Drafted in response to a 2007 U.S. Supreme Court decision that said employees had at most 300 days to file pay discrimination complaints, the new law counts each unfairly low paycheck as a fresh discriminatory act. It caps damages at $300,000 and retains current limits on back pay to two years’ worth.

Critics predict the Ledbetter Act, the first legislation Obama signed into law, will spur more pay discrimination lawsuits. It goes into effect immediately, and is retroactive to May 2007.

Also likely to be signed into law shortly: the Paycheck Fairness Act, which would lift caps on money damages due from employers with discriminatory pay policies.

Quick congressional action

The 111th Congress wasted no time signaling its intention to enact employment law legislation that dramatically favors employees.

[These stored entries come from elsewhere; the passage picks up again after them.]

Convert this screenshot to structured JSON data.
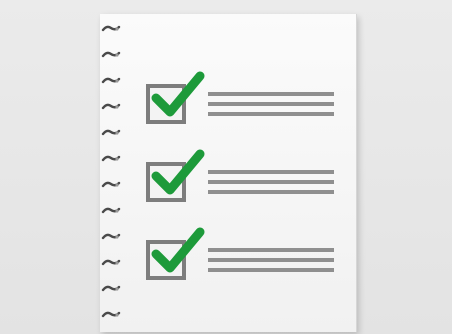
{
  "illustration": {
    "subject": "checklist",
    "colors": {
      "background": "#e6e6e6",
      "paper": "#f6f6f6",
      "checkbox_border": "#7d7d7d",
      "check_mark": "#1d9a3a",
      "text_lines": "#8f8f8f",
      "spiral": "#4a4a4a"
    },
    "spiral_rings": 12,
    "items": [
      {
        "checked": true,
        "icon": "check-icon"
      },
      {
        "checked": true,
        "icon": "check-icon"
      },
      {
        "checked": true,
        "icon": "check-icon"
      }
    ]
  }
}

Just days after taking their oaths of office on Jan. 5, members of the House of Representatives passed the Lilly Ledbetter Fair Pay Act and the Paycheck Fairness Act. The Senate quickly passed the Ledbetter Act too, sending it on for the president's signature.

The Senate is expected to vote on the Paycheck Fairness Act within days. A strong Democratic majority in the Senate makes passage likely, and Obama has said he will sign it.

Lilly Ledbetter Fair Pay Act

The Ledbetter Act was a congressional response to the U.S. Supreme Court’s landmark 2007 Ledbetter v. Goodyear Tire & Rubber decision. It liberalizes statutes of limitations on when employees can file pay discrimination lawsuits.

In Ledbetter, the Supreme Court affirmed a Title VII provision requiring employees to file pay discrimination complaints within 180 days of the alleged discriminatory act (300 days in cases covered by a state or local anti-discrimination law).

Lilly Ledbetter argued that each low paycheck she received over the years constituted a new discriminatory act. But the court said the discriminatory act happened decades earlier, when Goodyear first hired her at a pay rate below that of male employees. Since more than 180 days had passed since then, the court said Ledbetter could not sue her employer.

The Ledbetter Fair Pay Act amends Title VII to make clear that each allegedly unfair paycheck shall be considered a fresh incident of discrimination.

What the critics said: According to the Society for Human Resource Management (SHRM), “By making the time clock start over upon the issuance of each successive paycheck or retirement benefit, the Ledbetter bill would allow individuals to bring discrimination claims years or even decades after an alleged act of discrimination occurred.”

Paycheck Fairness Act

The Paycheck Fairness Act would amend the Equal Pay Act of 1963, which mandates equal compensation for jobs requiring comparable functions, skills, effort and responsibility in similar working conditions.

The bill would limit an employer’s ability to justify paying different salaries to workers based in different locations with different costs of living.  It would lift the caps on compensatory or punitive damages for which employers would be liable, in addition to current liability for back pay. These damage penalties would apply to even unintentional pay disparities.

What the critics say: SHRM says the Paycheck Fairness Act restricts legitimate pay practices. It “would make it significantly more difficult for an HR professional to use legitimate factors, such as education, training or experience, as a component of an organization’s pay system. Moreover, the legislation may altogether prohibit an employer’s use of local market rates and prior salary history in setting compensation,” according to a SHRM statement.

The group also says the bill would foster class-action suits and, because of the risk of higher compensatory and punitive damages, lead employers to settle suits even when they have done nothing wrong.

SHRM is urging its members to write their senators to urge them to vote against the bill.